RNA-Seq pipeline

This example shows a basic RNA-Seq pipeline.

#!/usr/bin/env nextflow

/*
 * Pipeline parameters
 */

// Input data
params.reads = "${workflow.projectDir}/data/ggal/ggal_gut_{1,2}.fq"

// Reference file
params.transcriptome = "${workflow.projectDir}/data/ggal/ggal_1_48850000_49020000.Ggal71.500bpflank.fa"

// Output directory
params.outdir = "results"

/*
 * Index reference transcriptome file
 */
process INDEX {
    tag "$transcriptome.simpleName"
    container "community.wave.seqera.io/library/salmon:1.10.3--482593b6cd04c9b7"
    conda "bioconda::salmon=1.10.3"

    input:
    path transcriptome

    output:
    path 'index'

    script:
    """
    salmon index --threads $task.cpus -t $transcriptome -i index
    """
}

/*
 * Generate FastQC reports
 */
process FASTQC {
    tag "FASTQC on $sample_id"
    publishDir params.outdir, mode:'copy'
    container "community.wave.seqera.io/library/fastqc:0.12.1--5cfd0f3cb6760c42"
    conda "bioconda::fastqc:0.12.1"

    input:
    tuple val(sample_id), path(reads)

    output:
    path "fastqc_${sample_id}_logs"

    script:
    """
    mkdir fastqc_${sample_id}_logs
    fastqc -o fastqc_${sample_id}_logs -f fastq -q ${reads}
    """
}

/*
 * Quantify reads
 */
process QUANT {
    tag "$pair_id"
    publishDir params.outdir, mode:'copy'
    container "community.wave.seqera.io/library/salmon:1.10.3--482593b6cd04c9b7"
    conda "bioconda::salmon=1.10.3"

    input:
    path index
    tuple val(pair_id), path(reads)

    output:
    path pair_id

    script:
    """
    salmon quant --threads $task.cpus --libType=U -i $index -1 ${reads[0]} -2 ${reads[1]} -o $pair_id
    """
}

/*
 * Generate MultiQC report
 */
process MULTIQC {
  publishDir params.outdir, mode:'copy'
    container "community.wave.seqera.io/library/multiqc:1.24.1--789bc3917c8666da"
    conda "bioconda::multiqc:1.24.1"

    input:
    path '*'

    output:
    path 'multiqc_report.html'

    script:
    """
    multiqc .
    """
}

workflow {

    // Paired reference data
    read_pairs_ch = channel.fromFilePairs( params.reads, checkIfExists: true )

    // Index reference transcriptome file
    INDEX(params.transcriptome)

    // Generate FastQC reports
    FASTQC(read_pairs_ch)

    // Quantify reads
    QUANT(INDEX.out, read_pairs_ch)

    // Generate MultiQC report
    MULTIQC(QUANT.out.mix(FASTQC.out).collect())
}

Synopsis

This example shows a basic Nextflow pipeline consisting of four processes. The INDEX process indexes a reference transcriptome file. The FASTQC process creates reports for the input fastq files. The QUANT process takes the indexed transcriptome and input fastq files and quantifies the reads. The MULTIQC process collects the output from the QUANT and FASTQC processes and generates a html report.

Try it

This pipeline is available on the nextflow-io/rnaseq-nf GitHub repository.

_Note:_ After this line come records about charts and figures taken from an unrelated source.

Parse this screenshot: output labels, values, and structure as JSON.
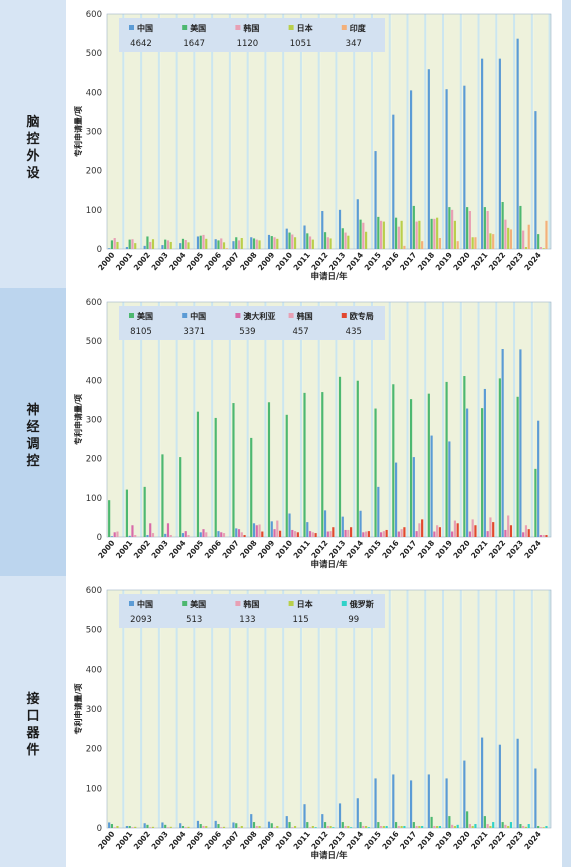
{
  "sections": [
    {
      "label": "脑控外设"
    },
    {
      "label": "神经调控"
    },
    {
      "label": "接口器件"
    }
  ],
  "chart_data": [
    {
      "type": "bar",
      "section": "脑控外设",
      "ylabel": "专利申请量/项",
      "xlabel": "申请日/年",
      "ylim": [
        0,
        600
      ],
      "yticks": [
        0,
        100,
        200,
        300,
        400,
        500,
        600
      ],
      "categories": [
        "2000",
        "2001",
        "2002",
        "2003",
        "2004",
        "2005",
        "2006",
        "2007",
        "2008",
        "2009",
        "2010",
        "2011",
        "2012",
        "2013",
        "2014",
        "2015",
        "2016",
        "2017",
        "2018",
        "2019",
        "2020",
        "2021",
        "2022",
        "2023",
        "2024"
      ],
      "series": [
        {
          "name": "中国",
          "total": "4642",
          "color": "#5b9bd5",
          "values": [
            2,
            5,
            8,
            10,
            15,
            32,
            25,
            20,
            30,
            36,
            52,
            60,
            97,
            100,
            127,
            250,
            343,
            405,
            459,
            408,
            417,
            486,
            486,
            537,
            352
          ]
        },
        {
          "name": "美国",
          "total": "1647",
          "color": "#4db870",
          "values": [
            22,
            24,
            32,
            24,
            26,
            34,
            22,
            30,
            27,
            33,
            42,
            40,
            43,
            53,
            75,
            82,
            80,
            110,
            77,
            107,
            107,
            107,
            120,
            110,
            38
          ]
        },
        {
          "name": "韩国",
          "total": "1120",
          "color": "#e8a0b4",
          "values": [
            28,
            25,
            18,
            22,
            23,
            36,
            27,
            22,
            24,
            30,
            37,
            32,
            30,
            42,
            67,
            72,
            57,
            70,
            77,
            100,
            97,
            97,
            75,
            47,
            5
          ]
        },
        {
          "name": "日本",
          "total": "1051",
          "color": "#b9cf4a",
          "values": [
            18,
            15,
            25,
            18,
            17,
            26,
            17,
            28,
            22,
            26,
            30,
            24,
            27,
            34,
            44,
            70,
            72,
            72,
            80,
            72,
            30,
            40,
            54,
            5,
            2
          ]
        },
        {
          "name": "印度",
          "total": "347",
          "color": "#f3b07a",
          "values": [
            0,
            0,
            0,
            0,
            0,
            0,
            2,
            0,
            0,
            0,
            0,
            0,
            0,
            0,
            0,
            0,
            8,
            20,
            28,
            20,
            30,
            38,
            50,
            62,
            72
          ]
        }
      ]
    },
    {
      "type": "bar",
      "section": "神经调控",
      "ylabel": "专利申请量/项",
      "xlabel": "申请日/年",
      "ylim": [
        0,
        600
      ],
      "yticks": [
        0,
        100,
        200,
        300,
        400,
        500,
        600
      ],
      "categories": [
        "2000",
        "2001",
        "2002",
        "2003",
        "2004",
        "2005",
        "2006",
        "2007",
        "2008",
        "2009",
        "2010",
        "2011",
        "2012",
        "2013",
        "2014",
        "2015",
        "2016",
        "2017",
        "2018",
        "2019",
        "2020",
        "2021",
        "2022",
        "2023",
        "2024"
      ],
      "series": [
        {
          "name": "美国",
          "total": "8105",
          "color": "#4db870",
          "values": [
            94,
            121,
            128,
            211,
            204,
            320,
            304,
            342,
            253,
            344,
            312,
            368,
            370,
            409,
            399,
            328,
            390,
            352,
            366,
            396,
            411,
            329,
            405,
            358,
            174
          ]
        },
        {
          "name": "中国",
          "total": "3371",
          "color": "#5b9bd5",
          "values": [
            2,
            3,
            5,
            8,
            10,
            12,
            15,
            22,
            35,
            40,
            60,
            38,
            68,
            52,
            67,
            128,
            190,
            204,
            259,
            244,
            328,
            378,
            480,
            479,
            297
          ]
        },
        {
          "name": "澳大利亚",
          "total": "539",
          "color": "#d86aa9",
          "values": [
            12,
            30,
            35,
            35,
            15,
            20,
            12,
            20,
            30,
            20,
            18,
            15,
            14,
            18,
            12,
            12,
            14,
            15,
            14,
            14,
            14,
            15,
            18,
            12,
            5
          ]
        },
        {
          "name": "韩国",
          "total": "457",
          "color": "#e8a0b4",
          "values": [
            14,
            5,
            10,
            5,
            5,
            12,
            10,
            12,
            32,
            42,
            15,
            12,
            15,
            18,
            14,
            15,
            20,
            35,
            30,
            42,
            45,
            50,
            55,
            30,
            5
          ]
        },
        {
          "name": "欧专局",
          "total": "435",
          "color": "#e2472f",
          "values": [
            0,
            0,
            0,
            0,
            0,
            0,
            0,
            5,
            14,
            16,
            12,
            10,
            25,
            25,
            15,
            18,
            25,
            45,
            25,
            35,
            30,
            38,
            30,
            20,
            5
          ]
        }
      ]
    },
    {
      "type": "bar",
      "section": "接口器件",
      "ylabel": "专利申请量/项",
      "xlabel": "申请日/年",
      "ylim": [
        0,
        600
      ],
      "yticks": [
        0,
        100,
        200,
        300,
        400,
        500,
        600
      ],
      "categories": [
        "2000",
        "2001",
        "2002",
        "2003",
        "2004",
        "2005",
        "2006",
        "2007",
        "2008",
        "2009",
        "2010",
        "2011",
        "2012",
        "2013",
        "2014",
        "2015",
        "2016",
        "2017",
        "2018",
        "2019",
        "2020",
        "2021",
        "2022",
        "2023",
        "2024"
      ],
      "series": [
        {
          "name": "中国",
          "total": "2093",
          "color": "#5b9bd5",
          "values": [
            14,
            5,
            12,
            14,
            12,
            18,
            18,
            14,
            35,
            16,
            30,
            60,
            35,
            62,
            75,
            125,
            135,
            120,
            135,
            125,
            170,
            228,
            210,
            225,
            150
          ]
        },
        {
          "name": "美国",
          "total": "513",
          "color": "#4db870",
          "values": [
            10,
            5,
            8,
            8,
            5,
            10,
            10,
            12,
            15,
            12,
            15,
            15,
            15,
            15,
            15,
            15,
            15,
            15,
            28,
            30,
            42,
            30,
            15,
            10,
            5
          ]
        },
        {
          "name": "韩国",
          "total": "133",
          "color": "#e8a0b4",
          "values": [
            2,
            2,
            2,
            2,
            2,
            5,
            2,
            2,
            5,
            2,
            2,
            2,
            5,
            5,
            5,
            5,
            5,
            5,
            5,
            8,
            10,
            10,
            8,
            5,
            2
          ]
        },
        {
          "name": "日本",
          "total": "115",
          "color": "#b9cf4a",
          "values": [
            5,
            3,
            3,
            3,
            3,
            5,
            3,
            5,
            5,
            5,
            5,
            5,
            5,
            5,
            5,
            5,
            5,
            5,
            5,
            5,
            5,
            5,
            5,
            3,
            2
          ]
        },
        {
          "name": "俄罗斯",
          "total": "99",
          "color": "#2fd2c9",
          "values": [
            0,
            0,
            0,
            0,
            0,
            0,
            0,
            0,
            0,
            0,
            0,
            2,
            2,
            2,
            2,
            5,
            5,
            5,
            5,
            8,
            10,
            15,
            15,
            10,
            5
          ]
        }
      ]
    }
  ]
}
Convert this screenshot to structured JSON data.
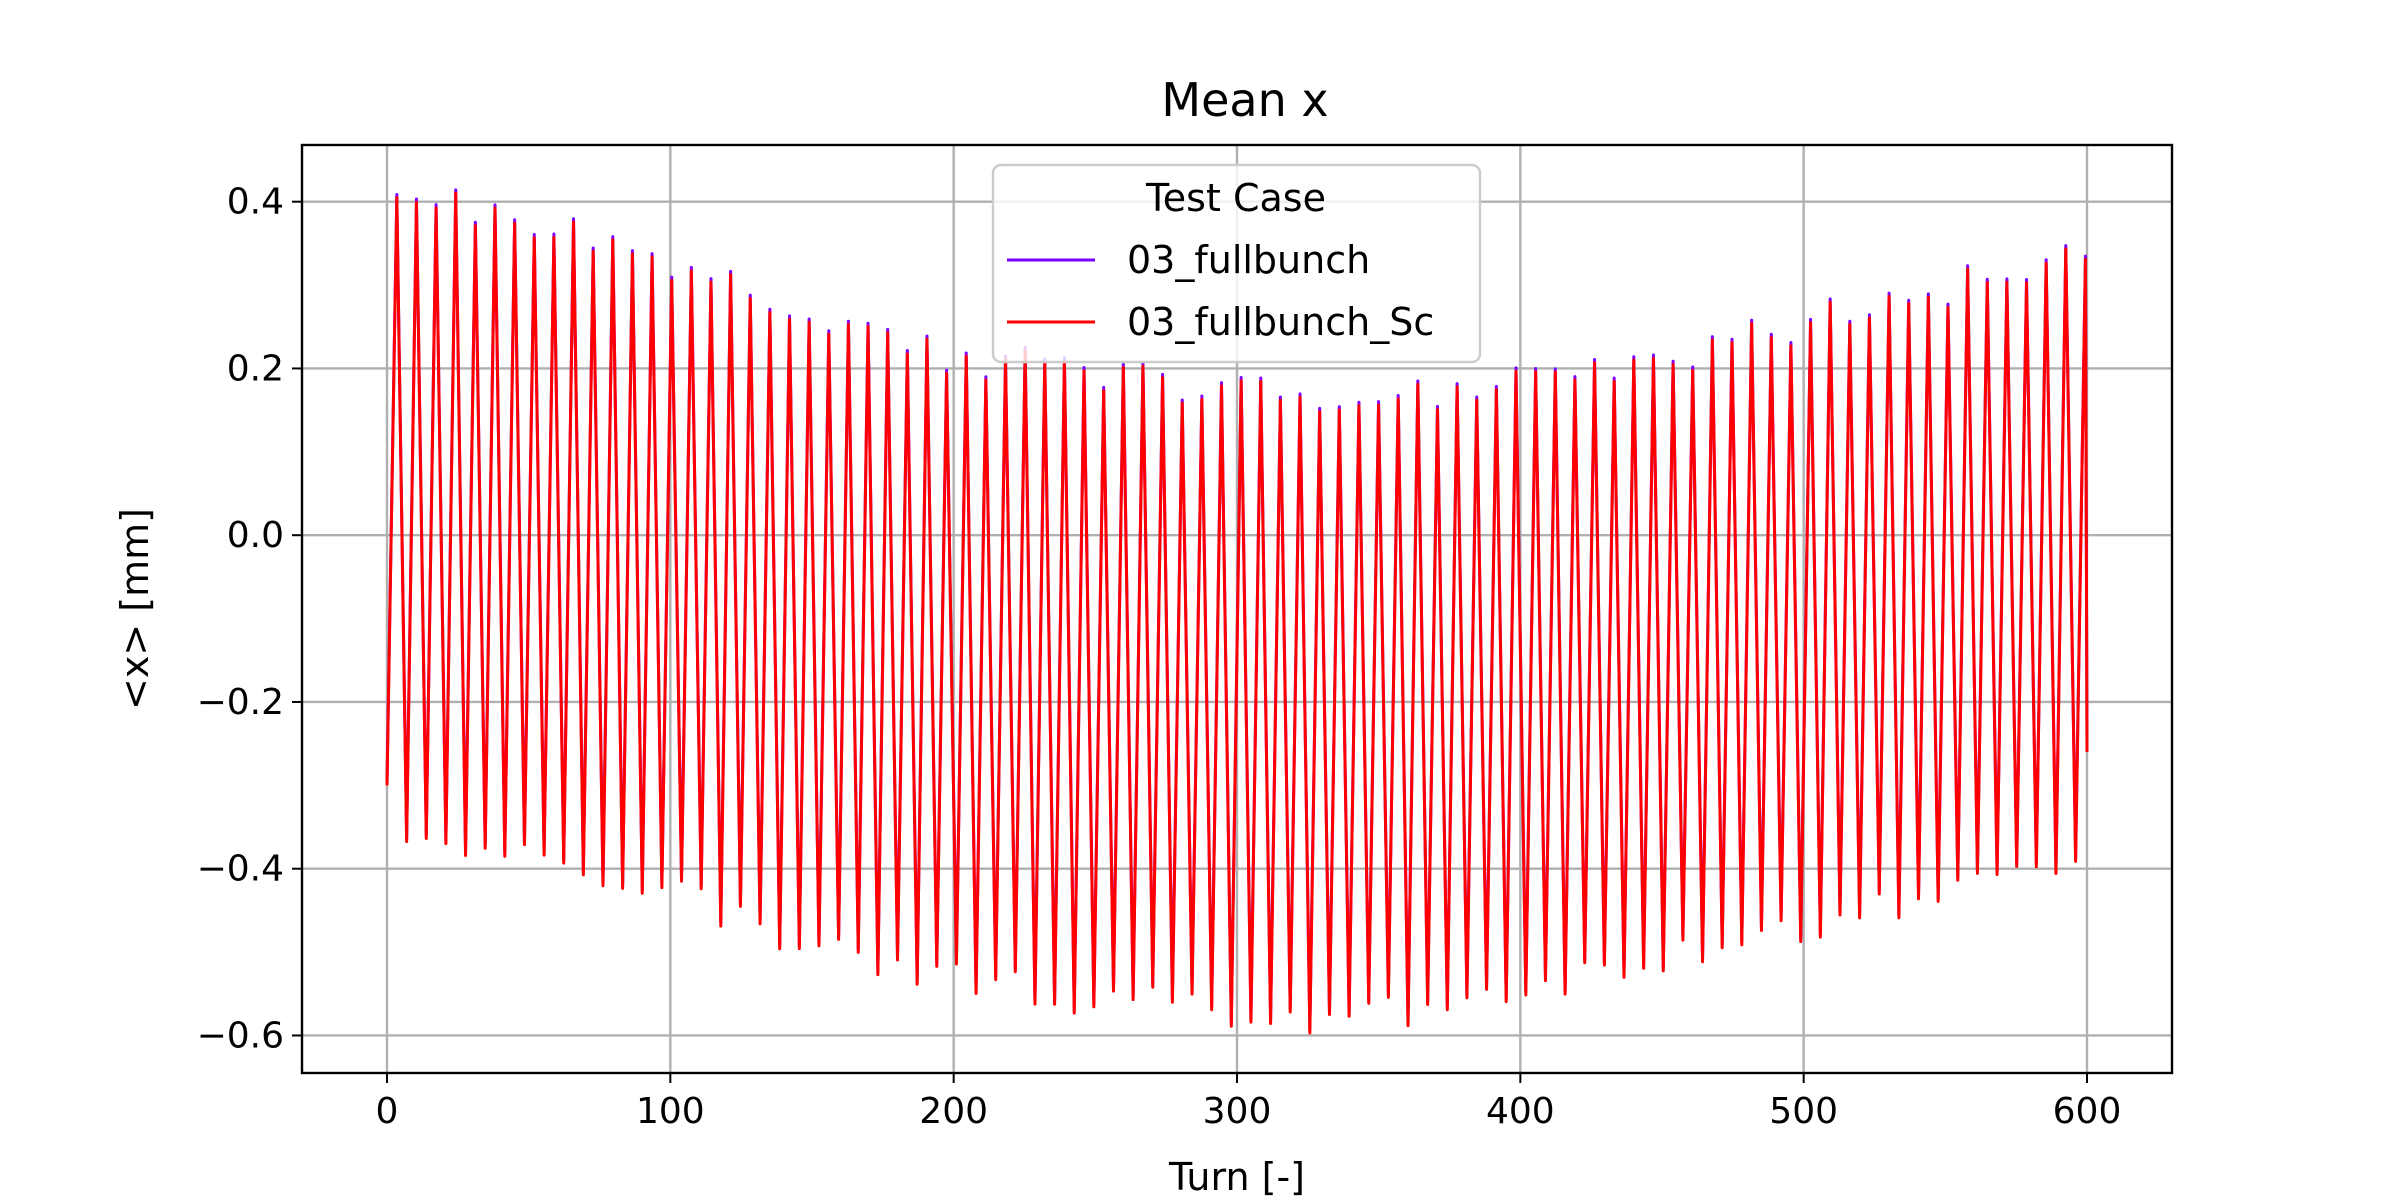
{
  "chart_data": {
    "type": "line",
    "title": "Mean x",
    "xlabel": "Turn [-]",
    "ylabel": "<x> [mm]",
    "xlim": [
      -30,
      630
    ],
    "ylim": [
      -0.645,
      0.468
    ],
    "xticks": [
      0,
      100,
      200,
      300,
      400,
      500,
      600
    ],
    "xtick_labels": [
      "0",
      "100",
      "200",
      "300",
      "400",
      "500",
      "600"
    ],
    "yticks": [
      -0.6,
      -0.4,
      -0.2,
      0.0,
      0.2,
      0.4
    ],
    "ytick_labels": [
      "−0.6",
      "−0.4",
      "−0.2",
      "0.0",
      "0.2",
      "0.4"
    ],
    "grid": true,
    "legend": {
      "title": "Test Case",
      "placement": "upper center"
    },
    "signal": {
      "turn_start": 0,
      "turn_end": 600,
      "period_turns": 6.93,
      "initial_value": -0.3,
      "upper_envelope": [
        [
          0,
          0.41
        ],
        [
          25,
          0.4
        ],
        [
          50,
          0.37
        ],
        [
          100,
          0.32
        ],
        [
          150,
          0.26
        ],
        [
          200,
          0.21
        ],
        [
          250,
          0.19
        ],
        [
          300,
          0.17
        ],
        [
          350,
          0.16
        ],
        [
          400,
          0.19
        ],
        [
          450,
          0.21
        ],
        [
          500,
          0.25
        ],
        [
          550,
          0.29
        ],
        [
          600,
          0.34
        ]
      ],
      "lower_envelope": [
        [
          0,
          -0.34
        ],
        [
          50,
          -0.38
        ],
        [
          100,
          -0.43
        ],
        [
          150,
          -0.49
        ],
        [
          200,
          -0.53
        ],
        [
          250,
          -0.555
        ],
        [
          300,
          -0.575
        ],
        [
          330,
          -0.585
        ],
        [
          350,
          -0.575
        ],
        [
          400,
          -0.55
        ],
        [
          450,
          -0.51
        ],
        [
          500,
          -0.47
        ],
        [
          550,
          -0.43
        ],
        [
          600,
          -0.4
        ]
      ],
      "final_value": -0.26
    },
    "series": [
      {
        "name": "03_fullbunch",
        "color": "#7a00ff"
      },
      {
        "name": "03_fullbunch_Sc",
        "color": "#ff0000"
      }
    ]
  }
}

An active internet connection and Docker are required for Nextflow to download the pipeline and the necessary Docker images to run the pipeline within containers. The data used by this pipeline is stored on the GitHub repository and will download automatically.

To try this pipeline:

  1. Follow the Nextflow installation guide to install Nextflow.

  2. Follow the Docker installation guide to install Docker.

  3. Launch the example branch of the pipeline:

    nextflow run nextflow-io/rnaseq-nf -r example

NOTE: The main branch of the rnaseq-nf pipeline on GitHub is under active development and differs from the example shown above. The rnaseq-nf pipeline will use Docker to manage software dependencies by default.